Version 0.5.5 of ELKI is in Debian unstable since december (Version 0.5.0 will be in the next stable release) and Ubuntu raring. The packaged installation can share the dependencies with other Debian packages, so they are smaller than the download from the ELKI web site.

If you are developing cluster analysis or outlier detection algorithm, I would love to see them contributed to ELKI. If I get a clean and well-integrated code by mid june, your algorithm could be included in the next release, too. Publishing your algorithms in source code in a larger framework such as ELKI will often give you more citations. Because it is easier to compare with your algorithm then and to try it on new problems. And, well, citations counts are a measure that administration loves to judge researchers …

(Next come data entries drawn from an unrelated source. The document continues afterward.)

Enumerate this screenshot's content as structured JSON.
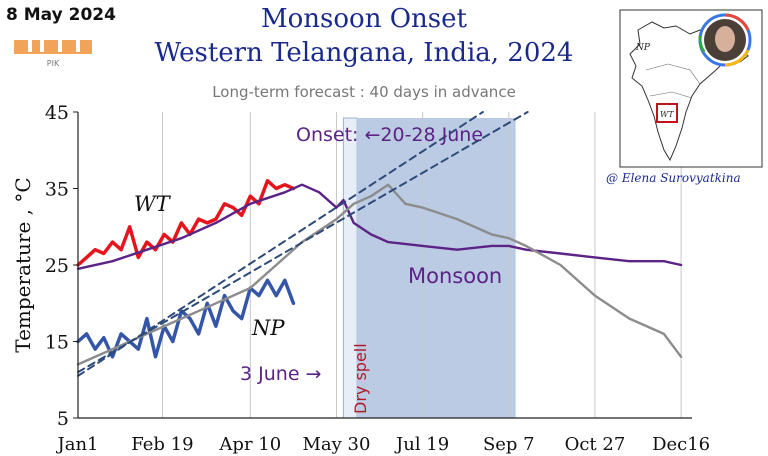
{
  "header": {
    "date": "8 May 2024",
    "title_line1": "Monsoon Onset",
    "title_line2": "Western Telangana, India, 2024",
    "subtitle": "Long-term forecast : 40 days in advance",
    "logo_text": "PIK",
    "credit": "@ Elena Surovyatkina"
  },
  "map": {
    "label_np": "NP",
    "label_wt": "WT"
  },
  "colors": {
    "wt_observed": "#e8141c",
    "np_observed": "#3556a8",
    "forecast_wt": "#5b2385",
    "forecast_np": "#8c8c8c",
    "monsoon_band": "#bccbe4",
    "dry_spell_band": "#e8eef8",
    "trend_line": "#2d4a7a",
    "title": "#1a2a8c"
  },
  "chart_data": {
    "type": "line",
    "title": "Monsoon Onset Western Telangana, India, 2024",
    "ylabel": "Temperature , °C",
    "xlabel": "",
    "ylim": [
      5,
      45
    ],
    "xlim": [
      1,
      355
    ],
    "y_ticks": [
      45,
      35,
      25,
      15,
      5
    ],
    "x_ticks": [
      {
        "label": "Jan1",
        "day": 1
      },
      {
        "label": "Feb 19",
        "day": 50
      },
      {
        "label": "Apr 10",
        "day": 101
      },
      {
        "label": "May 30",
        "day": 151
      },
      {
        "label": "Jul 19",
        "day": 201
      },
      {
        "label": "Sep 7",
        "day": 251
      },
      {
        "label": "Oct 27",
        "day": 301
      },
      {
        "label": "Dec16",
        "day": 351
      }
    ],
    "grid": "vertical",
    "annotations": {
      "onset": "Onset: ←20-28 June",
      "monsoon": "Monsoon",
      "dry_spell": "Dry spell",
      "june3": "3 June →",
      "wt_label": "WT",
      "np_label": "NP"
    },
    "bands": [
      {
        "name": "Dry spell",
        "x": [
          155,
          163
        ]
      },
      {
        "name": "Monsoon",
        "x": [
          163,
          255
        ]
      }
    ],
    "series": [
      {
        "name": "WT",
        "style": "observed",
        "x": [
          1,
          6,
          11,
          16,
          21,
          26,
          31,
          36,
          41,
          46,
          51,
          56,
          61,
          66,
          71,
          76,
          81,
          86,
          91,
          96,
          101,
          106,
          111,
          116,
          121,
          126
        ],
        "y": [
          25,
          26,
          27,
          26.5,
          28,
          27,
          30,
          26,
          28,
          27,
          29,
          28,
          30.5,
          29,
          31,
          30.5,
          31,
          33,
          32.5,
          31.5,
          34,
          33,
          36,
          35,
          35.5,
          35
        ]
      },
      {
        "name": "NP",
        "style": "observed",
        "x": [
          1,
          6,
          11,
          16,
          21,
          26,
          31,
          36,
          41,
          46,
          51,
          56,
          61,
          66,
          71,
          76,
          81,
          86,
          91,
          96,
          101,
          106,
          111,
          116,
          121,
          126
        ],
        "y": [
          15,
          16,
          14,
          15.5,
          13,
          16,
          15,
          14,
          18,
          13,
          17,
          15,
          19,
          18,
          16,
          20,
          17,
          21,
          19,
          18,
          22,
          21,
          23,
          21,
          23,
          20
        ]
      },
      {
        "name": "WT forecast",
        "style": "forecast",
        "x": [
          1,
          21,
          41,
          61,
          81,
          101,
          121,
          131,
          141,
          151,
          155,
          161,
          171,
          181,
          201,
          221,
          241,
          251,
          261,
          281,
          301,
          321,
          341,
          351
        ],
        "y": [
          24.5,
          25.5,
          27,
          28.5,
          30.5,
          33,
          34.5,
          35.5,
          34.5,
          32.5,
          33.5,
          30.5,
          29,
          28,
          27.5,
          27,
          27.5,
          27.5,
          27,
          26.5,
          26,
          25.5,
          25.5,
          25
        ]
      },
      {
        "name": "NP forecast",
        "style": "forecast",
        "x": [
          1,
          21,
          41,
          61,
          81,
          101,
          121,
          131,
          141,
          151,
          161,
          171,
          181,
          191,
          201,
          221,
          241,
          251,
          261,
          281,
          301,
          321,
          341,
          351
        ],
        "y": [
          12,
          14,
          16,
          18,
          20,
          22,
          26,
          28,
          29.5,
          31,
          33,
          34,
          35.5,
          33,
          32.5,
          31,
          29,
          28.5,
          27.5,
          25,
          21,
          18,
          16,
          13
        ]
      },
      {
        "name": "trend NP-WT",
        "style": "trend",
        "x": [
          1,
          262
        ],
        "y": [
          11,
          45
        ]
      },
      {
        "name": "trend WT",
        "style": "trend",
        "x": [
          1,
          236
        ],
        "y": [
          10.5,
          45
        ]
      }
    ]
  }
}
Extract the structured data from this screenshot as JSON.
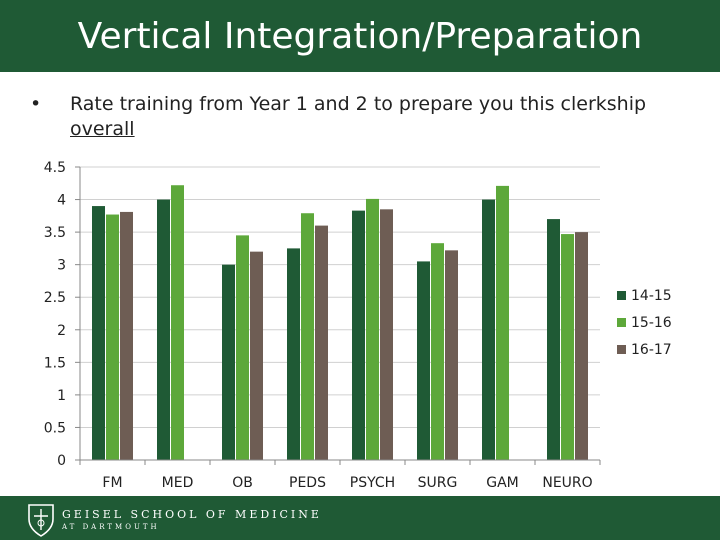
{
  "header": {
    "title": "Vertical Integration/Preparation"
  },
  "bullet": {
    "symbol": "•",
    "text_part1": "Rate training from Year 1 and 2 to prepare you this clerkship ",
    "text_part2": "overall"
  },
  "footer": {
    "line1": "GEISEL SCHOOL OF MEDICINE",
    "line2": "AT DARTMOUTH",
    "logo_icon": "shield-icon"
  },
  "colors": {
    "brand": "#1f5a35",
    "series_14_15": "#1f5a35",
    "series_15_16": "#5da83a",
    "series_16_17": "#6e5d54"
  },
  "chart_data": {
    "type": "bar",
    "title": "",
    "xlabel": "",
    "ylabel": "",
    "ylim": [
      0,
      4.5
    ],
    "yticks": [
      "4.5",
      "4",
      "3.5",
      "3",
      "2.5",
      "2",
      "1.5",
      "1",
      "0.5",
      "0"
    ],
    "grid": true,
    "legend_position": "right",
    "categories": [
      "FM",
      "MED",
      "OB",
      "PEDS",
      "PSYCH",
      "SURG",
      "GAM",
      "NEURO"
    ],
    "series": [
      {
        "name": "14-15",
        "color": "#1f5a35",
        "values": [
          3.9,
          4.0,
          3.0,
          3.25,
          3.83,
          3.05,
          4.0,
          3.7
        ]
      },
      {
        "name": "15-16",
        "color": "#5da83a",
        "values": [
          3.77,
          4.22,
          3.45,
          3.79,
          4.01,
          3.33,
          4.21,
          3.47
        ]
      },
      {
        "name": "16-17",
        "color": "#6e5d54",
        "values": [
          3.81,
          null,
          3.2,
          3.6,
          3.85,
          3.22,
          null,
          3.5
        ]
      }
    ]
  }
}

So what else is happening with ELKI:

  • The new book “Outlier Analysis” by C. C. Aggarwal mentions ELKI for visual evaluation of outlier results as well as in the “Resources for the Practioner” section and cites around 10 publications closely related to ELKI.
  • Some classes for color feature extraction of ELKI have been contributed to jFeatureLib, a Java library for feature detection in image data.
  • I’d love to participate in the Google Summer of Code, but I need a contact at Google to “vouch” for the project, otherwise it is hard to get in. I’ve been sending a couple of emails, but so far have not heard back much yet.
  • As the performance of SVG/Batik is not too good, I’d like to see more OpenGL based visualizations. This could also lead to an Android based version for use on tablets.
  • As I’m not an UI guy, I would love to have someone make a fancier UI that still exposes all the rich functions we have. The current UI is essentially an automatically generated command line builder - which is nice, as new functionality shows up without the need to modify UI code. It’s good for experienced users like me, but hard for beginners to get started.
  • I’d love to see integration of ELKI with e.g. OpenRefine / Google Refine to make it easier to do appropriate data cleaning and preprocessing
  • There is work underway for a distributed version running on Hadoop/YARN.